さらに街道を行くと左に街道松跡の案内板が掲げてあります。説明によりますとこの写真の辺りですが、正確には把握できませんでした。
その先街道の右手には常本天神道の道標があり、参道があります。
街道その先、東海田郵便局の前を右に入りますとなぜか背中合わせに建っている成本の荒神社と胡神社があります。

街道右側には熊野神社があります。海田町役場の正面にある熊野神社には文化財として大変貴重な「三十六歌仙絵馬」が奉納されていいます。

階段を上った境内からは景色はよく、海田町を一望でます。
海田市(かいたいち)公民館の前には江戸時代に本陣が満室の場合などに大名が宿泊や休憩に利用した本陣に準じるところである脇本陣跡があります。
街道からすこし右に入ると左に御茶屋跡があります。本来は藩主の公用宿泊施設であったのが、宿場の発達とともに本陣の役割をするようになったそうです。
その先街道左に千葉家住宅があります。江戸時代、千葉家住宅は山陽道を往来する「諸大名」などの宿泊する脇本陣的役割をはたし、屋敷は、数少ない江戸時代中・後期の建築様式を今に伝えており、玄関は入母屋造り、 座敷は数寄屋風書院造りで古い建物略図も残っているそうです。
その先街道右には浄土真宗本願寺派の明顕寺があります。
明顕寺には1700年代に作られた銅製の梵鐘がのこっています。この様な梵鐘のほとんどが第二次大戦中軍用に供出されてなくなってしまった中で残っている珍しいものです。
街道左には江戸時代の商家の面影を残す三宅本家があります。
その先稲荷町と新町の境には海田一里塚跡の石碑があります。
街道はまもなく廣島市安芸区に入ります。この辺りの民家の軒先には所々この様に大きな石に穴をあけた馬つなぎ石がみられます。
その少し先右の細い道を入った左手に恵比須神社があります。
そこの境内には一畑薬師があり、目の病気によく効くと多くの人がお参りされています。
その辺りまでが昔は海であり、その石垣にも痕跡があります。
坂を上り詰めますと船越峠となり、そこから安芸郡府中町に入ります。
安芸郡府中町は人口約50,000人で,周囲を広島市に囲まれた新興住宅地域です。交通の便も良く,市街地まで約10分で,生活圏は広島市になっています。町の主軸企業は,自動車産業とその関連企業,ならびにビール工場があり,町域の経済の大きな支えとなっています。
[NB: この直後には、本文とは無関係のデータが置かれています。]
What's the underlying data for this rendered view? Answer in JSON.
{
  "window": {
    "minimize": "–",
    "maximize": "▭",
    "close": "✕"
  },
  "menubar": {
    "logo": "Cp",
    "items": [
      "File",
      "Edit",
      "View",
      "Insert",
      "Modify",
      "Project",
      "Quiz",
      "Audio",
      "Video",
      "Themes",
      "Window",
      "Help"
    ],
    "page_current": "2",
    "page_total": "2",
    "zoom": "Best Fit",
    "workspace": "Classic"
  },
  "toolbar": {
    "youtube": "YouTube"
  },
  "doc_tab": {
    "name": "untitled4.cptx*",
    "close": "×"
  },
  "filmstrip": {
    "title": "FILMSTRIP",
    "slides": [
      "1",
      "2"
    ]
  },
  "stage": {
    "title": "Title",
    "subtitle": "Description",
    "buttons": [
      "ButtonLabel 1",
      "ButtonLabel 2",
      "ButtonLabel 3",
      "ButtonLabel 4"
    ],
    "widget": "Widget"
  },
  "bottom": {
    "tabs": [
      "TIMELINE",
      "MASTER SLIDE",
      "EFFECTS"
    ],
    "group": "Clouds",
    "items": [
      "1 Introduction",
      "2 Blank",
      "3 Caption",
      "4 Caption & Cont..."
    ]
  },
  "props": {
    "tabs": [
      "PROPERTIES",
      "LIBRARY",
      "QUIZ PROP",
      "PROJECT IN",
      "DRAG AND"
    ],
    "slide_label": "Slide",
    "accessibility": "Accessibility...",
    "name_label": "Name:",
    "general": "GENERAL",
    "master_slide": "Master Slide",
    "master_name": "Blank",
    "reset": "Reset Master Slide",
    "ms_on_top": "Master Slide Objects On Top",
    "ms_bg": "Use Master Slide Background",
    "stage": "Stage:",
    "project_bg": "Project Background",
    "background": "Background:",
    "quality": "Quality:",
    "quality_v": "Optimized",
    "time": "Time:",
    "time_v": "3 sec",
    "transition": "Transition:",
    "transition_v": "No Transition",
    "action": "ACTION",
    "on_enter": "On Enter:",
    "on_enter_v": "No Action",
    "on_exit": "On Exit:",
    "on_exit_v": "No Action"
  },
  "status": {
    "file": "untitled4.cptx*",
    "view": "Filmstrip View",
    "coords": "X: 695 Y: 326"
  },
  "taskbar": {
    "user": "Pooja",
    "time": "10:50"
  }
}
船越峠を過ぎるとしばらく151号線沿いに進みます。柳ケ丘1丁目に大師堂があります。
さらに進みますと151線は八幡で新幹線のトンネルを出たところと並行するようになります。
永田交差点を右斜めに渡り、広島銀行の横を西北方向に斜めに入る道が街道になります。
街道を進み八幡川に接するところに恵比須神社があります。
そこから西へ方向を変えて進みますと府中大橋東詰にでます。そこの堤防には多家神社参詣道の道標が建っています。
府中大川に架かる府中大橋を渡って再び廣島市域に入ります。